The OEM license should probably be fine, as long as you don't mind fiddling at an annoying automated 800 number if you have changed hardware. I've bounced my OEM copy of w7 home across two or three different motherboards, a Mac mini, and a few different virtual machines over the years.
posted by wotsac at 2:16 PM on March 19, 2014

Microcenter (There's one in Westchester) and Amazon (I don't think I need to link them) both sell OEM versions of Win 7 Pro. I know this because I just rebuilt / replaced a PC last weekend, and while my local Microcenter was out, I could have ordered it online through them.
posted by Nanukthedog at 2:20 PM on March 19, 2014 [1 favorite]

The system builder version is indeed the OEM version, and as far as I could tell recently it is the only version of windows 7 that you can buy from regular sources. While there is a lot of verbiage and uncertainty w.r.t. what the _rules_ for an OEM license are supposed to be, I had no problem at a technical level installing OEM windows 7 on a single computer recently in the way one normally would.

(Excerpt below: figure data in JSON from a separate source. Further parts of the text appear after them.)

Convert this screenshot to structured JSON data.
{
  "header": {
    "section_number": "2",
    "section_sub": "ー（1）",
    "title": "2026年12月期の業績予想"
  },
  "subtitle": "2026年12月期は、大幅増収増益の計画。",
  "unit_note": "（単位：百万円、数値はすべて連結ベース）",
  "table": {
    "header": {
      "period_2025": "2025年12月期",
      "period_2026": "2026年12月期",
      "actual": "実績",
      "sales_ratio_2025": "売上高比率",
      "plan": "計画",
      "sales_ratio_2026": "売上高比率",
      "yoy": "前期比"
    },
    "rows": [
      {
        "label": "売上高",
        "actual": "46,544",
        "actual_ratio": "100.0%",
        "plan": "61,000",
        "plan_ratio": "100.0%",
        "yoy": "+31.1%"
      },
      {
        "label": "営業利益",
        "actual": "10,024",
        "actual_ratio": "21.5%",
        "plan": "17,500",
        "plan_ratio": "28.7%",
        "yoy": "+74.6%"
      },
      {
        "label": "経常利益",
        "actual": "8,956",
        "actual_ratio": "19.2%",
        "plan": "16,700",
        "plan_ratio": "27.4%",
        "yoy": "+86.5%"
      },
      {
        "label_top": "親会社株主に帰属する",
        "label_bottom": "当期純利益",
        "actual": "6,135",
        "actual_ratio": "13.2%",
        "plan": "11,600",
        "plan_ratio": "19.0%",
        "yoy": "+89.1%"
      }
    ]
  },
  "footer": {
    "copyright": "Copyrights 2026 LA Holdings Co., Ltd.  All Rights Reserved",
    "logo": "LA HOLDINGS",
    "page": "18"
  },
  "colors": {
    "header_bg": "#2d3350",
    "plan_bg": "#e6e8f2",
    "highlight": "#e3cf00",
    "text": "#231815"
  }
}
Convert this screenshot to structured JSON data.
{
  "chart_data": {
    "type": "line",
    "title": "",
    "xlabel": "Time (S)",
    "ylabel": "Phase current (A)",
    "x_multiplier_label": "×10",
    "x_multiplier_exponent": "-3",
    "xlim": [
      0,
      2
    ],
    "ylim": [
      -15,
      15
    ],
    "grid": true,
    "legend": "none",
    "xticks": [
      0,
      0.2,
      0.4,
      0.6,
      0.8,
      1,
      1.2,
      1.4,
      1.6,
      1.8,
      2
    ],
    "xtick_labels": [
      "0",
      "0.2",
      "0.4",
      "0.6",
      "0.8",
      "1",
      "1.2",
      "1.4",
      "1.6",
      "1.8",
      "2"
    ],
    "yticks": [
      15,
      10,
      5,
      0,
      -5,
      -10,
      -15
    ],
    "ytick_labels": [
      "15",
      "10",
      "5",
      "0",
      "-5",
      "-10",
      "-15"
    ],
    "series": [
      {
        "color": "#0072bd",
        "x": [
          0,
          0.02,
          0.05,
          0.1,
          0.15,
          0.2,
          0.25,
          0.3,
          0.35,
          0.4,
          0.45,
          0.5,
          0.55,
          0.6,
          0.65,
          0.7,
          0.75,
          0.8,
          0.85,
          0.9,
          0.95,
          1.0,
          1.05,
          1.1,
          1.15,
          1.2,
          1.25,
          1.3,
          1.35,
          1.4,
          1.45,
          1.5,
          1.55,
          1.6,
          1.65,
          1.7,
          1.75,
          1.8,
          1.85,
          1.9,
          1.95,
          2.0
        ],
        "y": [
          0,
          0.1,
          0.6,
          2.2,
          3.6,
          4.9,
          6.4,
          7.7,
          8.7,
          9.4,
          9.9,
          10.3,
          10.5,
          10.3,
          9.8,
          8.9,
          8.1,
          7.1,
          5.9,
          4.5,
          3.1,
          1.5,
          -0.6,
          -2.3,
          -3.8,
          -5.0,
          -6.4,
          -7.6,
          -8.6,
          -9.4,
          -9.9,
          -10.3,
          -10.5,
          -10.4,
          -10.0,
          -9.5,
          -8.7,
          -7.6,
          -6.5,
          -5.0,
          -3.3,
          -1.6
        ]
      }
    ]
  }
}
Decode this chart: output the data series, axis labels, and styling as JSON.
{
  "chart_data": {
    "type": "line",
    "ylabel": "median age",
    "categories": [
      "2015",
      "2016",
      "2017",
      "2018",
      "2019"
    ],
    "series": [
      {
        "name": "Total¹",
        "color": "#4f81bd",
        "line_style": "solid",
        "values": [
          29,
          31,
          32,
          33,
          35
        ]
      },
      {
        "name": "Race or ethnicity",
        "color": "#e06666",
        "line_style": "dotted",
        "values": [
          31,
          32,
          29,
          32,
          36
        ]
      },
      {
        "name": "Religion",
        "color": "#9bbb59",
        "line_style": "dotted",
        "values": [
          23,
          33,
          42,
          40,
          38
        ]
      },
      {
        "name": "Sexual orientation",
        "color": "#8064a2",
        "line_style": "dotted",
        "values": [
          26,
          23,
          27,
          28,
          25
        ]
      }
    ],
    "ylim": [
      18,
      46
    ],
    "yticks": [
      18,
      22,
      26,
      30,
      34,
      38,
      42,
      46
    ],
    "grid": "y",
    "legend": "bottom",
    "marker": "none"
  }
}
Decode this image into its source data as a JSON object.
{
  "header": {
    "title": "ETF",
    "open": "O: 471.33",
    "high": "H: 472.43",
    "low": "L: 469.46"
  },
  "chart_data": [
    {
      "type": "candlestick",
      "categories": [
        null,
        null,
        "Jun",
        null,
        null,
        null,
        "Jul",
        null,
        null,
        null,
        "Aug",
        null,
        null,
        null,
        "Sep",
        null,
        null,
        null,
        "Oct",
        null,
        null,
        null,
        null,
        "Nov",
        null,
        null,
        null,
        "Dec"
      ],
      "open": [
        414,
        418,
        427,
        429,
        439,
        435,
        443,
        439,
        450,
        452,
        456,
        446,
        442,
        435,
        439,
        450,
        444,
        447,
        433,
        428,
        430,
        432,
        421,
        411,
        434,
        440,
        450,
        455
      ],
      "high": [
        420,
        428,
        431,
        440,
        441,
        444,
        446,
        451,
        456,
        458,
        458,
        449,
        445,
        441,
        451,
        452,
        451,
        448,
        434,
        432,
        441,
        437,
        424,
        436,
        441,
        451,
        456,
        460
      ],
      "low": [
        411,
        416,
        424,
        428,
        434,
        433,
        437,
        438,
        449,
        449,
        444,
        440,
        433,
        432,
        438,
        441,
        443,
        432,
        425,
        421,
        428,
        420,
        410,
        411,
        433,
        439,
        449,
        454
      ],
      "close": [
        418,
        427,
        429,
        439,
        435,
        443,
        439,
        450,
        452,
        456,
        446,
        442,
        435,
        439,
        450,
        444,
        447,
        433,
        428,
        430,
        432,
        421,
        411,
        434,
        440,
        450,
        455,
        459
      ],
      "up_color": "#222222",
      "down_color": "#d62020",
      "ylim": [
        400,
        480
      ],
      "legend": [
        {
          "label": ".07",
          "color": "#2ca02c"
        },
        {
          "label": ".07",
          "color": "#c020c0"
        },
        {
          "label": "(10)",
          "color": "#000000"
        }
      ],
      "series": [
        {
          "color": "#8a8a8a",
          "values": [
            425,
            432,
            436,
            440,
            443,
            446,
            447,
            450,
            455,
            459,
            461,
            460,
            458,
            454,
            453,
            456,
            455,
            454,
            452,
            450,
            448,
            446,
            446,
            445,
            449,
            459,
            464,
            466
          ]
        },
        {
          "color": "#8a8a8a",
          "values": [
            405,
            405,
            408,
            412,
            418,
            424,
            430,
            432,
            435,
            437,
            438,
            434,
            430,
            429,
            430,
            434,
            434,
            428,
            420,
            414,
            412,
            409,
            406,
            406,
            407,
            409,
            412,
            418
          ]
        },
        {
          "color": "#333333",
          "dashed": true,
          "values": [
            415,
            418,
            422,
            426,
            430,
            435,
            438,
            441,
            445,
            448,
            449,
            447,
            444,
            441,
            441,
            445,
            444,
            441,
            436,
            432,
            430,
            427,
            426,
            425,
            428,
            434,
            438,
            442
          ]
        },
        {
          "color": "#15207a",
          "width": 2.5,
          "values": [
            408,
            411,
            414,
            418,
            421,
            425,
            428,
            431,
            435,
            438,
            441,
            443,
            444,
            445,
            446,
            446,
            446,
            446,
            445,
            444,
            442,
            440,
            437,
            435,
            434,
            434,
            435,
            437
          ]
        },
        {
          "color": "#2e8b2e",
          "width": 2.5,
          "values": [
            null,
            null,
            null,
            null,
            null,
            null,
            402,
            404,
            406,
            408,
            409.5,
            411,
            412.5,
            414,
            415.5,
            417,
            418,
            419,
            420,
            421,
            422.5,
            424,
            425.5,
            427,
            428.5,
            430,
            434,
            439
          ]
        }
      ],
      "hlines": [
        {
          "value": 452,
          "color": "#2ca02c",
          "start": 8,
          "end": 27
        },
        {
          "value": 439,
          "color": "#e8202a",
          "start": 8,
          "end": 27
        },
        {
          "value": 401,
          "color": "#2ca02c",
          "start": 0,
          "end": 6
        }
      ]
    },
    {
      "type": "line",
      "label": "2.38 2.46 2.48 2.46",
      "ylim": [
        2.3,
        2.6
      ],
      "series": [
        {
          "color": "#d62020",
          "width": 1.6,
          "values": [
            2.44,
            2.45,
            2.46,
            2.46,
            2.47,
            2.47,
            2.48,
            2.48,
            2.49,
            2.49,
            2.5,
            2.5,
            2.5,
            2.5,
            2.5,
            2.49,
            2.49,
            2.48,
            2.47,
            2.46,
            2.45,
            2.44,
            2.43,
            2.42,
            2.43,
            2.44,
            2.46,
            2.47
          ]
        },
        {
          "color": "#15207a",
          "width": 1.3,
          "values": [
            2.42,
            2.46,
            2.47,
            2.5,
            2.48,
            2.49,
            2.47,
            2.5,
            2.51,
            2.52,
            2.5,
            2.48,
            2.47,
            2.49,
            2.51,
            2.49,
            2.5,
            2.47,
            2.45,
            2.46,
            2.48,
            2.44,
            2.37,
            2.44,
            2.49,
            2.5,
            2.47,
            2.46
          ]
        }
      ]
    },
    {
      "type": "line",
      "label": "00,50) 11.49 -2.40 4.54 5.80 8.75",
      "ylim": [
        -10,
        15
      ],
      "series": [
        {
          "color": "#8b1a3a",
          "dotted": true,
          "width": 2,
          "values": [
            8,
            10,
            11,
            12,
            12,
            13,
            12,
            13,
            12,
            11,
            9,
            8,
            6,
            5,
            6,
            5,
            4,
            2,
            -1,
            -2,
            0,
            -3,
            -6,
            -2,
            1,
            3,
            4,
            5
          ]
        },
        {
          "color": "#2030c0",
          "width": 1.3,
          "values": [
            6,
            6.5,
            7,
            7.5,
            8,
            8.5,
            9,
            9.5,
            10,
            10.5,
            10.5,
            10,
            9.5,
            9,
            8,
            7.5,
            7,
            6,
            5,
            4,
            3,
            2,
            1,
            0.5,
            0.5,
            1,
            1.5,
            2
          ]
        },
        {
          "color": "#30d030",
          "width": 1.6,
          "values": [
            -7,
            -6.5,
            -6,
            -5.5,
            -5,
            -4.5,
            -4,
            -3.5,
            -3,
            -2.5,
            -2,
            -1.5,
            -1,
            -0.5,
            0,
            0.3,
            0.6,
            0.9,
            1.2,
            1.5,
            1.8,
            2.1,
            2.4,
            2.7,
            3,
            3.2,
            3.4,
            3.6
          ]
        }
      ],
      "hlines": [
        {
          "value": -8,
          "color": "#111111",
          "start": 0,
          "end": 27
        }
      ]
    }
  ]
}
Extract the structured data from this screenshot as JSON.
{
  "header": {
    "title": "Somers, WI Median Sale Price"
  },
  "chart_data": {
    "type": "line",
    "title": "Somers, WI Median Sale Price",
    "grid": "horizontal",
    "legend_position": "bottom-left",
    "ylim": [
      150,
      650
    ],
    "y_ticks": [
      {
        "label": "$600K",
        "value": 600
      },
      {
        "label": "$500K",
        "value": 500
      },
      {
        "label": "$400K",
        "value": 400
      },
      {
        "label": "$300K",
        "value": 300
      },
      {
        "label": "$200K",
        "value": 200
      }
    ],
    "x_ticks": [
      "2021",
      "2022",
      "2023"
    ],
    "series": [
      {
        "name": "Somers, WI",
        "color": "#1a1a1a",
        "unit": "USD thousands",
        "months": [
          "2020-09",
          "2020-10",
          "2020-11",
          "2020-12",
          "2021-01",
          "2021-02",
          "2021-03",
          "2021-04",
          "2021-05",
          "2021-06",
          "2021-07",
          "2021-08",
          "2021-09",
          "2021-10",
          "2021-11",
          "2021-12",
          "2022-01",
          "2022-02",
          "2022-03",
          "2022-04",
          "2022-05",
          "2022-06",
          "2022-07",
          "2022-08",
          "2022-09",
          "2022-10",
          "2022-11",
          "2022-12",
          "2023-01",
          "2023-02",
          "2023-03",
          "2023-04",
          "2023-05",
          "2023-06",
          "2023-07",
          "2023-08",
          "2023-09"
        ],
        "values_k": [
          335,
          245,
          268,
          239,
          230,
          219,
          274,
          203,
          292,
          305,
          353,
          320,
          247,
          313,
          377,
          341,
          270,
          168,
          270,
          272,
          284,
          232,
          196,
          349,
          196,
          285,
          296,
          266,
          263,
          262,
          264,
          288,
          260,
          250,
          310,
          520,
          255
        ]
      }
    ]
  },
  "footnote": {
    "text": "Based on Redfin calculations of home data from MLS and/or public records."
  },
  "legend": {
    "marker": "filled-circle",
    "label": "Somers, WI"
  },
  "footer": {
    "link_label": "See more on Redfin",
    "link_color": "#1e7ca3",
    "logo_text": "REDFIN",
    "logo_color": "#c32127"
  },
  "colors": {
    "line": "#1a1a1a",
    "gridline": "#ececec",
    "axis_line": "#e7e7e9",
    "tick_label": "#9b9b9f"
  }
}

If you're affiliated with a university or large company there might be one other possibility: Via my employer (a university), I would have been able to purchase a work-at-home upgrade non-OEM license for windows 7 (but I needed a new install so that didn't work). I don't know exactly how they are still selling those but suspect that they may simply have stockpiled them via some sort of site license deal. They also still have a site license that allows new installs & upgrades of non-OEM windows 7 on work machines.
posted by advil at 2:37 PM on March 19, 2014

Response by poster: As usual, you guys are great!

Why this did not pop up the other day I do not know, but this afternoon I managed to find a retailer in Denver, CO who had the Windows 7 Professional 32 /64 full retail package in stock, and ordered one. It's a bit more money, but at least I'll have maximum flexibility.

From what I have read about Windows 7 installations, the Custom option that pops up when the setup process detects another operating system is thought to do a good job of keeping track of old hardware settings and what-not. Not wanting to turn this upgrade / renovation into a circus -- as much as I like a circus on occasion -- I decided to play it safe since I could, at the ninth hour, find a full package replete with software keys and a license.

And, yes, you can call me chicken.

As always, many thanks for your well thought out advice and suggestions!